The decree also adopts a more flexible investment framework. Rather than requiring all corporate bonds held by pension funds be backed by collateral or payment guarantees, as initially proposed, the new rules allow funds to invest in listed corporate bonds that have been assessed by independent credit rating agencies.

According to Phạm Thị Thanh Tam, deputy director of the Department of Financial Institutions under the Ministry of Finance, the development of supplementary pension funds is necessary to achieve two goals simultaneously: enhancing social security and mobilising resources for sustainable economic growth.

A small market

Despite recent growth, Việt Nam's supplementary pension fund market remains small

By the end of 2025, only four fund management companies had been licensed to manage supplementary pension funds: Dragon Capital Vietnam, SSI Asset Management, MB Capital and Vietcombank Fund Management Company, Ministry of Finance data shows.

The four firms managed seven supplementary pension funds with total net assets exceeding VNĐ2.2 trillion (US$84 million) and nearly 28,600 participants, more than 42 times the level recorded five years earlier.

However, Associate Professor Dr Trần Thị Thanh Nga from the Academy of Finance said the sector remains in its infancy when measured against the size of Việt Nam's economy, labour force and long-term financing needs.

The asset base is small, participation is limited, and supplementary pension funds have yet to become a widely used savings channel for workers, Nga told thoibaonganhang.vn.

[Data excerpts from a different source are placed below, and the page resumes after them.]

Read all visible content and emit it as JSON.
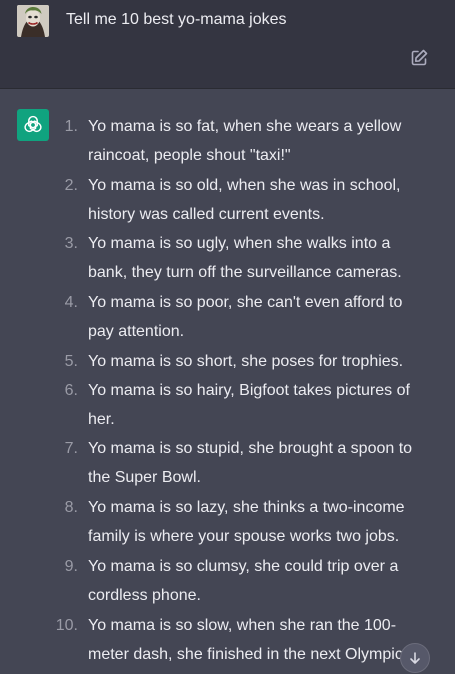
{
  "user_message": {
    "text": "Tell me 10 best yo-mama jokes",
    "avatar": "joker-portrait"
  },
  "icons": {
    "edit": "edit-pencil-icon",
    "assistant": "openai-logo-icon",
    "scroll": "arrow-down-icon"
  },
  "colors": {
    "user_bg": "#343541",
    "assistant_bg": "#444654",
    "logo_bg": "#10a37f",
    "text": "#ececf1"
  },
  "jokes": [
    {
      "num": "1.",
      "line1": "Yo mama is so fat, when she wears a yellow",
      "line2": "raincoat, people shout \"taxi!\""
    },
    {
      "num": "2.",
      "line1": "Yo mama is so old, when she was in school,",
      "line2": "history was called current events."
    },
    {
      "num": "3.",
      "line1": "Yo mama is so ugly, when she walks into a",
      "line2": "bank, they turn off the surveillance cameras."
    },
    {
      "num": "4.",
      "line1": "Yo mama is so poor, she can't even afford to",
      "line2": "pay attention."
    },
    {
      "num": "5.",
      "line1": "Yo mama is so short, she poses for trophies.",
      "line2": ""
    },
    {
      "num": "6.",
      "line1": "Yo mama is so hairy, Bigfoot takes pictures of",
      "line2": "her."
    },
    {
      "num": "7.",
      "line1": "Yo mama is so stupid, she brought a spoon to",
      "line2": "the Super Bowl."
    },
    {
      "num": "8.",
      "line1": "Yo mama is so lazy, she thinks a two-income",
      "line2": "family is where your spouse works two jobs."
    },
    {
      "num": "9.",
      "line1": "Yo mama is so clumsy, she could trip over a",
      "line2": "cordless phone."
    },
    {
      "num": "10.",
      "line1": "Yo mama is so slow, when she ran the 100-",
      "line2": "meter dash, she finished in the next Olympics."
    }
  ]
}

Deputy director of Ho Chi Minh City Social Security Trần Dũng Hà agreed, saying participation levels remain modest after nearly 10 years of implementation, suggesting that both employers and employees are still cautious about the model.

Hà added that the current framework appears to focus mainly on well-performing enterprises, while workers can only participate through their employers. This is a bottleneck that needs to be addressed if participation is to expand.

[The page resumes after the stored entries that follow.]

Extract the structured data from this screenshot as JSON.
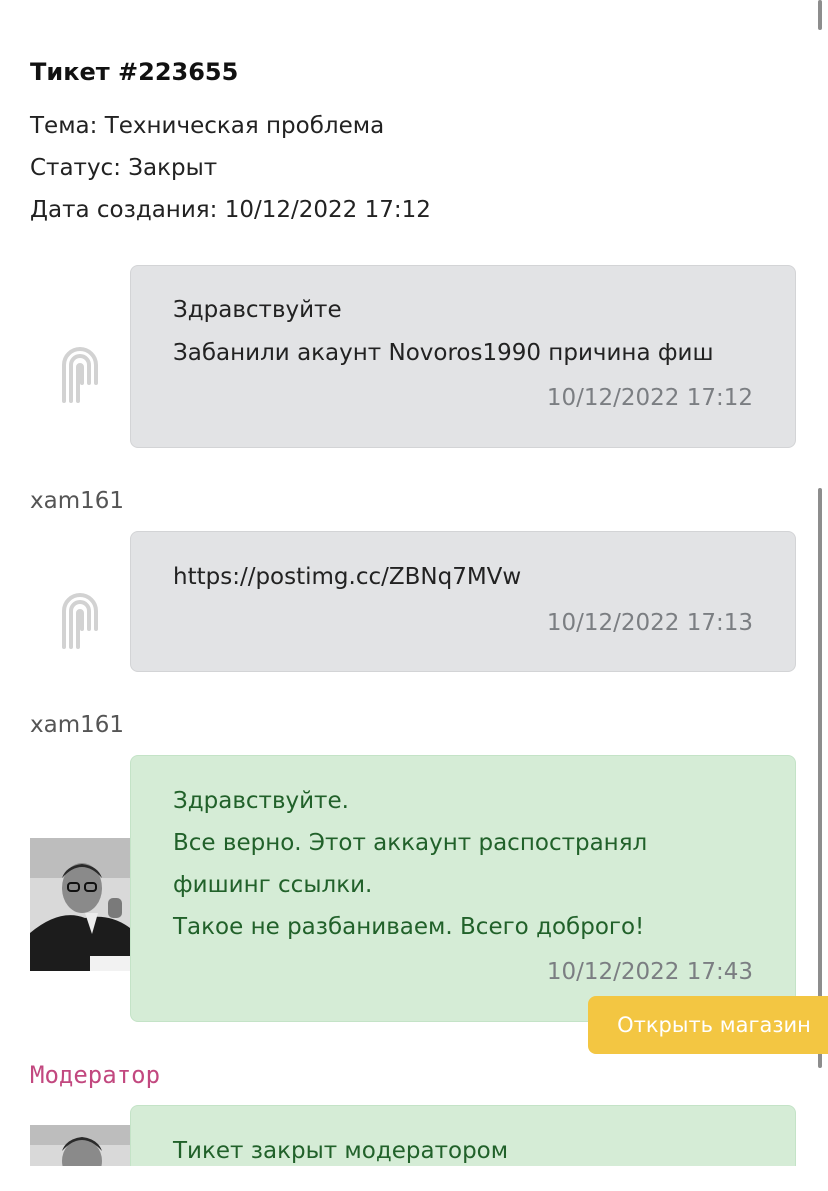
{
  "ticket": {
    "title": "Тикет #223655",
    "subject": "Тема: Техническая проблема",
    "status": "Статус: Закрыт",
    "created": "Дата создания: 10/12/2022 17:12"
  },
  "messages": [
    {
      "lines": [
        "Здравствуйте",
        "Забанили акаунт Novoros1990 причина фиш"
      ],
      "time": "10/12/2022 17:12",
      "author": "xam161",
      "icon": "user-logo-icon"
    },
    {
      "lines": [
        "https://postimg.cc/ZBNq7MVw"
      ],
      "time": "10/12/2022 17:13",
      "author": "xam161",
      "icon": "user-logo-icon"
    },
    {
      "lines": [
        "Здравствуйте.",
        "Все верно. Этот аккаунт распостранял",
        "фишинг ссылки.",
        "Такое не разбаниваем. Всего доброго!"
      ],
      "time": "10/12/2022 17:43",
      "author": "Модератор",
      "icon": "moderator-avatar"
    },
    {
      "lines": [
        "Тикет закрыт модератором"
      ],
      "icon": "moderator-avatar"
    }
  ],
  "shop_button": "Открыть магазин",
  "colors": {
    "grey_bubble": "#e2e3e5",
    "green_bubble": "#d5ecd6",
    "green_text": "#21612a",
    "moderator_name": "#c2487f",
    "shop_button": "#f3c642"
  }
}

Supplementary pension funds could also play a broader role beyond strengthening social security by providing a source of long-term capital for the economy.

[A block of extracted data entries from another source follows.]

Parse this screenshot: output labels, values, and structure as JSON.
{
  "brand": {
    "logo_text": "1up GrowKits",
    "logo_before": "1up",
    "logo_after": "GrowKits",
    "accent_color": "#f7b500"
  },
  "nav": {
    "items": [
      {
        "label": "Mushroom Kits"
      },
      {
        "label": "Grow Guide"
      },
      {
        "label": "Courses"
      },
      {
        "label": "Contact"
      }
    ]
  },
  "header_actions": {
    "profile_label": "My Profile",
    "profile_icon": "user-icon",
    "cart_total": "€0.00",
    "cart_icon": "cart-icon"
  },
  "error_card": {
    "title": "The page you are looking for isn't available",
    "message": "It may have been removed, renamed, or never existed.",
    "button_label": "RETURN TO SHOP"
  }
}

While banks continue to supply most medium- and long-term financing, a larger pension fund industry could help create a new class of institutional investors in the capital market.

Taxes, trust key to pension fund growth

Despite recent growth, Việt Nam's supplementary pension fund market remains small. — Photo chinhphu.vn

Despite these regulatory changes, Nga said a lack of adequate tax incentives could be an obstacle to expanding participation.

Under current regulations, contributions to supplementary pension funds are deductible from taxable income up to VNĐ1 million ($38) per month. This threshold has remained unchanged for years and is increasingly seen as insufficient, as incomes and living costs rise.

In a draft amendment to personal income tax regulations, the Ministry of Finance has proposed raising the deductible contribution limit to VNĐ3 million per month to encourage long-term retirement savings and help ease future social security pressures.

However, according to Nga, stronger incentives may be needed if supplementary pension funds are to gain broader acceptance.

She noted that in many countries, supplementary pension systems are supported by meaningful tax incentives, convenient participation mechanisms and investment products tailored to different stages of a worker's career. 

Increasing public confidence could also be critical to the sector's long-term development.

Many Vietnamese still favour traditional forms of wealth preservation, such as bank deposits, gold and real estate, over locking up savings for decades. At the same time, the country's supplementary pension fund industry remains relatively new and has yet to establish a strong track record of long-term wealth accumulation.

Building trust through greater transparency, reasonable management fees and stable long-term investment performance could be essential to attracting broader participation and creating a meaningful source of long-term capital for Việt Nam's financial markets.